Physiotherapy – the unanswered questions!

Aug 6 2018

Should you only see a physiotherapist if your doctor tells you to? How many sessions are enough? And is it really a physio you need to visit or someone else?

Myth 1: “Only patients who are referred by their GP need physiotherapy”


According to the World Health Organization (WHO), physiotherapists are qualified to improve or restore human motor function, maximise movement ability, relieve pain and treat or prevent physical challenges associated with injuries, disease and other impairments.

In reality, all of us could benefit from receiving physiotherapy at some point in our lives, as physiotherapists are able to identify, evaluate and prevent musculoskeletal injuries.

A simple postural evaluation can uncover the foundations of musculoskeletal injuries that may develop over time. Early identification and proper treatment can optimise the chances of recovery.

Myth 2: “The never-ending dilemma of should I go to a physiotherapist, massage therapist, sports therapist, osteopath, acupuncturist, chiropractor……!”


It is true that in modern times, we are spoilt for choice. All of these professions have one common goal: alleviating pain and improving function. However, the way that they approach this can vary greatly.

A physiotherapist is someone who has scientific reasoning of your impairments and formulates evidence-based exercises for your recovery. They work in partnership with individuals of all ages too, amongst other things, break down the barriers to physical function; undertake pre and post-surgery rehabilitation; help people with a chronic illness or injury to work towards a return to the activities of daily living; assess workplace risk factors; rehabilitate those involved in motor vehicle accidents and assist people with age-related conditions.

Myth 3: “A few physiotherapy sessions should help”


The number of sessions that you’ll require depends on a wide range of factors, such as your demographic, medical history, current diagnosis, psychosocial factors and lifestyle, to name but a few.

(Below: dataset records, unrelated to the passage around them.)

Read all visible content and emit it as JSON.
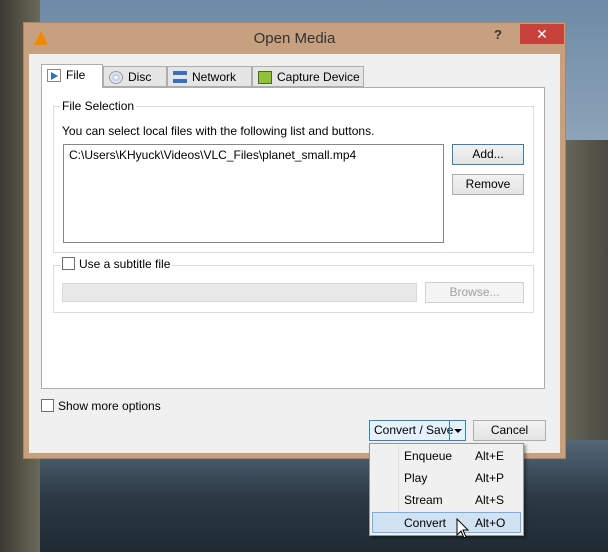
{
  "window": {
    "title": "Open Media",
    "help": "?",
    "close": "✕"
  },
  "tabs": [
    {
      "label": "File",
      "icon": "file-play-icon"
    },
    {
      "label": "Disc",
      "icon": "disc-icon"
    },
    {
      "label": "Network",
      "icon": "network-icon"
    },
    {
      "label": "Capture Device",
      "icon": "capture-card-icon"
    }
  ],
  "file_selection": {
    "title": "File Selection",
    "hint": "You can select local files with the following list and buttons.",
    "files": [
      "C:\\Users\\KHyuck\\Videos\\VLC_Files\\planet_small.mp4"
    ],
    "add": "Add...",
    "remove": "Remove"
  },
  "subtitle": {
    "label": "Use a subtitle file",
    "checked": false,
    "path": "",
    "browse": "Browse..."
  },
  "show_more": {
    "label": "Show more options",
    "checked": false
  },
  "footer": {
    "convert_save": "Convert / Save",
    "cancel": "Cancel"
  },
  "menu": [
    {
      "label": "Enqueue",
      "shortcut": "Alt+E"
    },
    {
      "label": "Play",
      "shortcut": "Alt+P"
    },
    {
      "label": "Stream",
      "shortcut": "Alt+S"
    },
    {
      "label": "Convert",
      "shortcut": "Alt+O",
      "highlighted": true
    }
  ]
}
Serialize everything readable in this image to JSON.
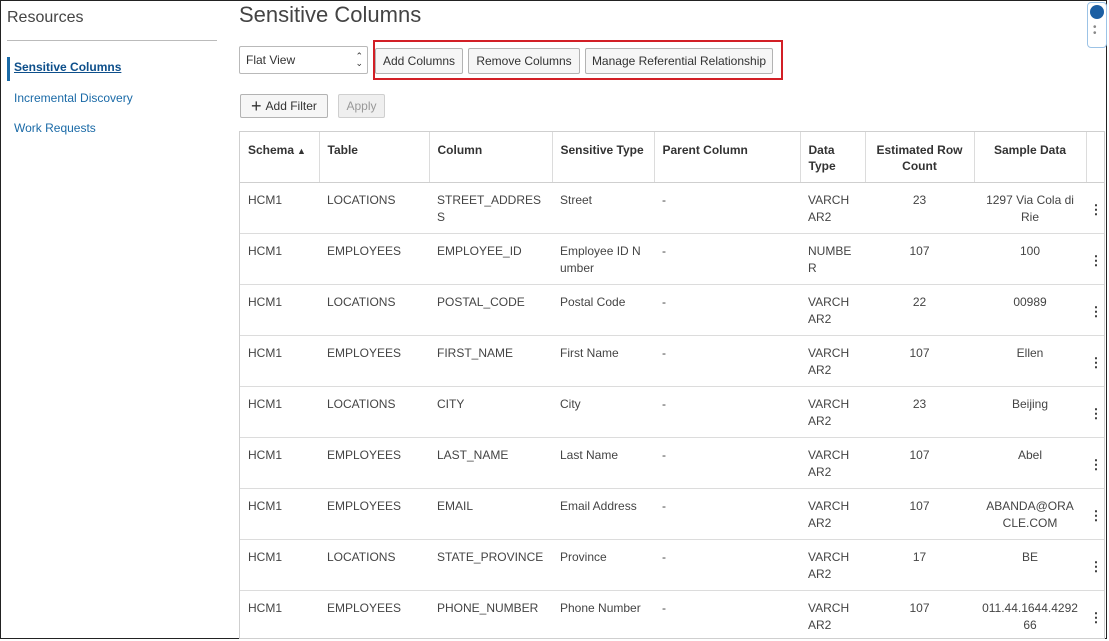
{
  "sidebar": {
    "title": "Resources",
    "items": [
      {
        "label": "Sensitive Columns",
        "active": true
      },
      {
        "label": "Incremental Discovery",
        "active": false
      },
      {
        "label": "Work Requests",
        "active": false
      }
    ]
  },
  "page": {
    "title": "Sensitive Columns"
  },
  "view_select": {
    "value": "Flat View"
  },
  "toolbar": {
    "add_columns": "Add Columns",
    "remove_columns": "Remove Columns",
    "manage_referential": "Manage Referential Relationship",
    "add_filter": "Add Filter",
    "apply": "Apply"
  },
  "table": {
    "headers": [
      "Schema",
      "Table",
      "Column",
      "Sensitive Type",
      "Parent Column",
      "Data Type",
      "Estimated Row Count",
      "Sample Data"
    ],
    "sort": {
      "column": "Schema",
      "direction": "ascending"
    },
    "rows": [
      [
        "HCM1",
        "LOCATIONS",
        "STREET_ADDRESS",
        "Street",
        "-",
        "VARCHAR2",
        "23",
        "1297 Via Cola di Rie"
      ],
      [
        "HCM1",
        "EMPLOYEES",
        "EMPLOYEE_ID",
        "Employee ID Number",
        "-",
        "NUMBER",
        "107",
        "100"
      ],
      [
        "HCM1",
        "LOCATIONS",
        "POSTAL_CODE",
        "Postal Code",
        "-",
        "VARCHAR2",
        "22",
        "00989"
      ],
      [
        "HCM1",
        "EMPLOYEES",
        "FIRST_NAME",
        "First Name",
        "-",
        "VARCHAR2",
        "107",
        "Ellen"
      ],
      [
        "HCM1",
        "LOCATIONS",
        "CITY",
        "City",
        "-",
        "VARCHAR2",
        "23",
        "Beijing"
      ],
      [
        "HCM1",
        "EMPLOYEES",
        "LAST_NAME",
        "Last Name",
        "-",
        "VARCHAR2",
        "107",
        "Abel"
      ],
      [
        "HCM1",
        "EMPLOYEES",
        "EMAIL",
        "Email Address",
        "-",
        "VARCHAR2",
        "107",
        "ABANDA@ORACLE.COM"
      ],
      [
        "HCM1",
        "LOCATIONS",
        "STATE_PROVINCE",
        "Province",
        "-",
        "VARCHAR2",
        "17",
        "BE"
      ],
      [
        "HCM1",
        "EMPLOYEES",
        "PHONE_NUMBER",
        "Phone Number",
        "-",
        "VARCHAR2",
        "107",
        "011.44.1644.429266"
      ]
    ]
  },
  "icons": {
    "sort": "sort-ascending-icon",
    "row_actions": "kebab-menu-icon",
    "select": "chevron-up-down-icon",
    "add": "plus-icon"
  },
  "colors": {
    "link": "#1a6aa7",
    "highlight_border": "#d21f26"
  }
}
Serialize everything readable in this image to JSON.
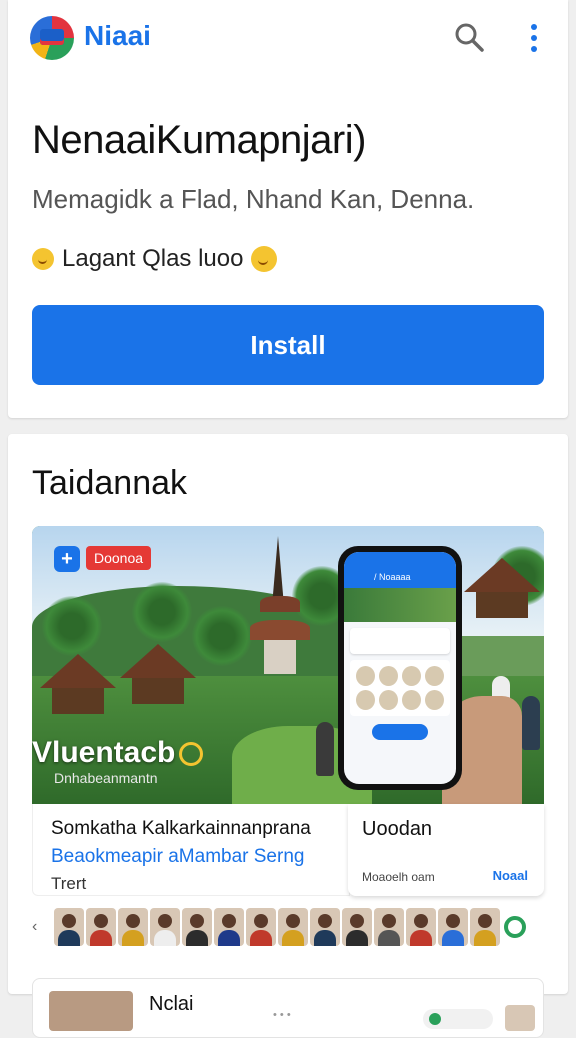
{
  "header": {
    "brand": "Niaai",
    "search_icon": "search-icon",
    "menu_icon": "more-vert-icon"
  },
  "app": {
    "title": "NenaaiKumapnjari)",
    "subtitle": "Memagidk a Flad, Nhand Kan, Denna.",
    "rating_text": "Lagant Qlas luoo",
    "install_label": "Install"
  },
  "section": {
    "title": "Taidannak",
    "feature": {
      "tag": "Doonoa",
      "headline": "Vluentacb",
      "caption": "Dnhabeanmantn"
    },
    "phone": {
      "header": "/ Noaaaa"
    },
    "info_left": {
      "line1": "Somkatha Kalkarkainnanprana",
      "line2": "Beaokmeapir aMambar Serng",
      "line3": "Trert"
    },
    "info_right": {
      "title": "Uoodan",
      "meta": "Moaoelh oam",
      "action": "Noaal"
    },
    "thumbnails": [
      {
        "color": "#1f3a5a"
      },
      {
        "color": "#c0392b"
      },
      {
        "color": "#d4a020"
      },
      {
        "color": "#eeeeee"
      },
      {
        "color": "#2c2c2c"
      },
      {
        "color": "#1f3a8a"
      },
      {
        "color": "#c0392b"
      },
      {
        "color": "#d4a020"
      },
      {
        "color": "#1f3a5a"
      },
      {
        "color": "#2c2c2c"
      },
      {
        "color": "#555555"
      },
      {
        "color": "#c0392b"
      },
      {
        "color": "#2a6ed8"
      },
      {
        "color": "#d4a020"
      }
    ]
  },
  "bottom_card": {
    "title": "Nclai"
  },
  "colors": {
    "accent": "#1a73e8",
    "tag_red": "#e53935",
    "success_green": "#2aa05a"
  }
}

After your evaluation has taken place, your physiotherapist will lay out your treatment plan in the following steps:

  1. Identify the problem – diagnosis and clinical reasoning
  2. Treat the problem – manual therapy, electrotherapy or exercise therapy
  3. Return to your lifestyle – home exercise program and self-management techniques
  4. Avoid recurrences – adherence and compliance to above

Myth 4: “I am better when I am taking sessions but the moment I stop, the pain comes back”


Evidence suggests that around two thirds (60-70%) of people start becoming non-compliant to their exercise regimes after they have completed their sessions, missing phase 3 (above) and

thus experiencing recurrences.

Musculoskeletal re-training and biomechanical corrections take from around 3 months to 1 year, during which continuation of your exercises and follow up with your physiotherapist is essential. During this time, you and your physiotherapist should pro-actively formulate steps towards a common goal. Shared decision making is a key element of this.

For example, you may need to make your work station ergonomically supportive to reduce stress on your joints, modify your footwear according to the surface that you run on, use insoles and arch supports, regularly carry out strengthening and stretching techniques or design effective warm-up and cool-down exercises.

Myth 5: “Modalities and manual therapy make me feel better”


Of course it will! The basic purpose of this is to reduce pain or inflammation and to aid the healing process of your injury. This form of therapy is a pre-requisite to the exercises which are essential for complete recovery. Consider this as a warm-up period that your body has to undergo before any vigorous workout. These are the various tools that are used, coupled with exercises, to regain a normal lifestyle.